Besides this, there are common trades like bead making, smelting and weaving that were done in all the above named sites in South Africa, Zimbabwe and the likes of Kawkaban and Thuli Ruins in Yemen.

Evidence of terrace farming, which was a typical Sabaean trait, can be found in places like Nyanga. 

There are also foods, like pomegranates, which entered Zimbabwe from Arabia.

The ark of the covenant was objectively traced by Western scholars like Professor Tudor Paffit and was found to have left Ethiopia for Yemen. 

It was finally known to be the sacred object of the Remba people which was called ‘lungundu’.

Lungundu seems to have linguistic origins in Chinese from the word ‘longde’ meaning the lord’s (object). 

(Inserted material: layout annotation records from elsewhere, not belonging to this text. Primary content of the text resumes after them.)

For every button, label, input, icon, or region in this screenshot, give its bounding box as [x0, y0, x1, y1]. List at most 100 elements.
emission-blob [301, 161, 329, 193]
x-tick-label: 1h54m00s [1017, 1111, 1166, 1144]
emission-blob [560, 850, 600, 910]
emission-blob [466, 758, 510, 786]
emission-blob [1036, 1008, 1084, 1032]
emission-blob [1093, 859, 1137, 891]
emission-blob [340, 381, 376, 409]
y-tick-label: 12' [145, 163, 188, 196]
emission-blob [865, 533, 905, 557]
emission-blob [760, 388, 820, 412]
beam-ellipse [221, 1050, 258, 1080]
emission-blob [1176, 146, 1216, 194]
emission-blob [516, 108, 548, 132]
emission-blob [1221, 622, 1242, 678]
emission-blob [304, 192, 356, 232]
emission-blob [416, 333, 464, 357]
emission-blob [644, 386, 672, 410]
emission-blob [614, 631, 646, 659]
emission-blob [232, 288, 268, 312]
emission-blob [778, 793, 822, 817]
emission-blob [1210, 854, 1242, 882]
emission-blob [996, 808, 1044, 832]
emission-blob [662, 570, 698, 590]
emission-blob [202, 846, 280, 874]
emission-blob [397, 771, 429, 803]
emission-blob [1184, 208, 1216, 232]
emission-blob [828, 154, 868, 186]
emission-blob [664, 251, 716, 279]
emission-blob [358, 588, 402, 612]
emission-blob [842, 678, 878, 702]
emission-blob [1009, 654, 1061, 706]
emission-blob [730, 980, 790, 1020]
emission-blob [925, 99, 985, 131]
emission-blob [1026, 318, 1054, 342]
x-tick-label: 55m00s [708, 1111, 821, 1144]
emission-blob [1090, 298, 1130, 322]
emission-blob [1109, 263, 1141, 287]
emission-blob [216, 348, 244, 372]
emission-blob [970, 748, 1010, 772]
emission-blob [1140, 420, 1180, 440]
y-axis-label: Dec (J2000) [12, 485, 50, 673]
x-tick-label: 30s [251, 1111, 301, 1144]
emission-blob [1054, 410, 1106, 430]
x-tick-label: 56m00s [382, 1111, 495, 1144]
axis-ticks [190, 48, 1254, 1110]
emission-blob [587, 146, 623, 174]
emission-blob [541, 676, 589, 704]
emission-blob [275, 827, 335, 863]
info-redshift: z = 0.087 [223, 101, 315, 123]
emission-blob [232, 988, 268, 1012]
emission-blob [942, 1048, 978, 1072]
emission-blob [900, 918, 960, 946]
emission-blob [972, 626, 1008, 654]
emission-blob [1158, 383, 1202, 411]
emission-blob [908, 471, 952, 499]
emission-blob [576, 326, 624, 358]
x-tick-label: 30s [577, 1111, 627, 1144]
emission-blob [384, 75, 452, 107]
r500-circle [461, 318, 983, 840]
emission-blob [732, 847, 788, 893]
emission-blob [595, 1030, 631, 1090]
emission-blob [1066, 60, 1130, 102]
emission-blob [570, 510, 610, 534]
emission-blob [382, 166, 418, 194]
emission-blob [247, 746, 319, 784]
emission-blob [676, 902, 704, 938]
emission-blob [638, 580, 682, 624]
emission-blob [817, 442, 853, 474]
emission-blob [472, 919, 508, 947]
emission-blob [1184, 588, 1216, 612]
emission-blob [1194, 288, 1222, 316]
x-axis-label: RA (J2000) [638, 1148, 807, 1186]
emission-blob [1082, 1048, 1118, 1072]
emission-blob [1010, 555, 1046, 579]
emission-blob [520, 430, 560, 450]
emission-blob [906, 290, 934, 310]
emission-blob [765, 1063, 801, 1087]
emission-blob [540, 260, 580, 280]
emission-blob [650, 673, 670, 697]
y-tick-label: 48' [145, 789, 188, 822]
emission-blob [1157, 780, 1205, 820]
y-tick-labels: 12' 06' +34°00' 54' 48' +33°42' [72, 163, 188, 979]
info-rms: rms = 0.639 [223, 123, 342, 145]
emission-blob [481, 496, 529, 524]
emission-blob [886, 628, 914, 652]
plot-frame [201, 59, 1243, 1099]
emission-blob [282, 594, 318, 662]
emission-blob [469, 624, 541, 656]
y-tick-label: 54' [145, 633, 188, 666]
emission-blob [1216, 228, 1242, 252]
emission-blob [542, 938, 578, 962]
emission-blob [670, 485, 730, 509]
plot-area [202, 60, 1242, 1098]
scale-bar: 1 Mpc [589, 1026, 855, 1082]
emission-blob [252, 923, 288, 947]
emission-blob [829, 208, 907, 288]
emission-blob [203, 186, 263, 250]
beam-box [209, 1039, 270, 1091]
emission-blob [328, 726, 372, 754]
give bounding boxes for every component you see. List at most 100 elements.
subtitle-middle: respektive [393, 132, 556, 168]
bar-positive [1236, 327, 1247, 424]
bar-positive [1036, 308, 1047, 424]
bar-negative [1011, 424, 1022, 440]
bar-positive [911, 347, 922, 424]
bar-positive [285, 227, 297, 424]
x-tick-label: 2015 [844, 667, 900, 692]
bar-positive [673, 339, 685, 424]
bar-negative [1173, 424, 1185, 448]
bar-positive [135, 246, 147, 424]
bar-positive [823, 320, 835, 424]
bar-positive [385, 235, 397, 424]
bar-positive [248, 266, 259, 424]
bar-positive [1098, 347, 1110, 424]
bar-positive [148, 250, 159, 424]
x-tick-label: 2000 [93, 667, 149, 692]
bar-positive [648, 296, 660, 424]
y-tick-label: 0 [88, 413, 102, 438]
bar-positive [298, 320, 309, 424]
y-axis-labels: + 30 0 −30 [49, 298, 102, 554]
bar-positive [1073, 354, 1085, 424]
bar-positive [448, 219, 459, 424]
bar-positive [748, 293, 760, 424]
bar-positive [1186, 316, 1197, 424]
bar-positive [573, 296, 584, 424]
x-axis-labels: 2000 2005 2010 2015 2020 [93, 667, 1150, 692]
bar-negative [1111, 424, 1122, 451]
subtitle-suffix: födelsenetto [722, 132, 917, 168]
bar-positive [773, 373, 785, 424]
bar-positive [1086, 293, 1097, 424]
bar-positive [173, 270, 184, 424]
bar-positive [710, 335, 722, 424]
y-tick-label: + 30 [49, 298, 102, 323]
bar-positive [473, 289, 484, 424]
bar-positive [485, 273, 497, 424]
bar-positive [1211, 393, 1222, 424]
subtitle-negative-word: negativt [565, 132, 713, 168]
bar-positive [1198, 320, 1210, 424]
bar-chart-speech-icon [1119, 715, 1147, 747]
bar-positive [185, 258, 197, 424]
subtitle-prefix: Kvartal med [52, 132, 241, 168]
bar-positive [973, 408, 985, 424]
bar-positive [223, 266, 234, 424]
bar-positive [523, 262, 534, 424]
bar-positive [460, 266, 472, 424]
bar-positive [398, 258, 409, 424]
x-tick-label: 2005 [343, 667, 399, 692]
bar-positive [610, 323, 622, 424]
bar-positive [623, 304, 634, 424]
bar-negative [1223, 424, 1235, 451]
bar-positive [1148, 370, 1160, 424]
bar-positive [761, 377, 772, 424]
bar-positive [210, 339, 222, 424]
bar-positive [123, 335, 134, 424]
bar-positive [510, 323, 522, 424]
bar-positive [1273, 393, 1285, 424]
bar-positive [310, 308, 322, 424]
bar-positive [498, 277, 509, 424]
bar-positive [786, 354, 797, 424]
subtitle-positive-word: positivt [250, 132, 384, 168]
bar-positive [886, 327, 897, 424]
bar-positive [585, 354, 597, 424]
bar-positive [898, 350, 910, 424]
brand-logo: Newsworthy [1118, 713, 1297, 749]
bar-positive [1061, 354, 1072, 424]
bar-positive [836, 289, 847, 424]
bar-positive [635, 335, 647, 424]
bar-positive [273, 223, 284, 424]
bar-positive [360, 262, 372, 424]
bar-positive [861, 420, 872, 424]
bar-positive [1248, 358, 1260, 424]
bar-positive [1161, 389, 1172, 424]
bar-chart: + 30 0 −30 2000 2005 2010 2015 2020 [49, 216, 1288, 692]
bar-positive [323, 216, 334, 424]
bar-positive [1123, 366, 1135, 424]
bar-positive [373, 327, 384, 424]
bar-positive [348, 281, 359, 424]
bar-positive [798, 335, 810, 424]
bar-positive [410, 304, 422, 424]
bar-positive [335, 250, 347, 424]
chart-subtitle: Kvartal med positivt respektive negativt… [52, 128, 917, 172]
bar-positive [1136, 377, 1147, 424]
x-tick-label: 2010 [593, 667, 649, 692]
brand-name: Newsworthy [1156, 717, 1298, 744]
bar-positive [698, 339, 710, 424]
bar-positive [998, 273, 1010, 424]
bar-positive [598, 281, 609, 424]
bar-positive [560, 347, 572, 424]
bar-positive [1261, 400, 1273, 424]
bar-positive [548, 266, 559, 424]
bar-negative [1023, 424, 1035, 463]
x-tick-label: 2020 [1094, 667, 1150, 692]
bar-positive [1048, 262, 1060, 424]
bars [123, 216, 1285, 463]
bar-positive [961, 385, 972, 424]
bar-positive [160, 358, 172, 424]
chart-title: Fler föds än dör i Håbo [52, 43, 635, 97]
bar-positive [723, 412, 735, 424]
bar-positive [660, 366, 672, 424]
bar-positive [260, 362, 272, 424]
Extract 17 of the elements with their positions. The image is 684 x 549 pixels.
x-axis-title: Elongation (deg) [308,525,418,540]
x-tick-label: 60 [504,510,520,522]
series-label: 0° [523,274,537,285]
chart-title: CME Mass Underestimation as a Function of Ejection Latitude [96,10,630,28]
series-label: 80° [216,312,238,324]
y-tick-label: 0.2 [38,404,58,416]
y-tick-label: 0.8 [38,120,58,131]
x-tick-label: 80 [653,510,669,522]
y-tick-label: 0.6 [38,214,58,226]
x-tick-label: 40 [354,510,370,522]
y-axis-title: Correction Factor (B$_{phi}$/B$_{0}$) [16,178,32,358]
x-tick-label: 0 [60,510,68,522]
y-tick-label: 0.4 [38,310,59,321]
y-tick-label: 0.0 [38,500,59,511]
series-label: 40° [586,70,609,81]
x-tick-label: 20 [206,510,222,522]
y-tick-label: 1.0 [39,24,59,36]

This is not surprising, seeing that the queen of Sheba’s hegemony reached the Kunlun Mountains of China.

The lungundu and the ark had many parallels like being made of hardwood, coated of gold, carried by four men, displayed once a year and it used to shine like the sun.

The Remba were then genetically tested after they were seen to have a Mosaic culture besides custody of the sacred object.

Their oral history of coming from Sena in Yemen and being called vaShavi meaning Sabaeans and Zhou which is similar to Jew and short for Judah, are compelling pieces of evidence on how precious Zimbabwe was to the people of the scriptures and how they went through great lengths to be in this country.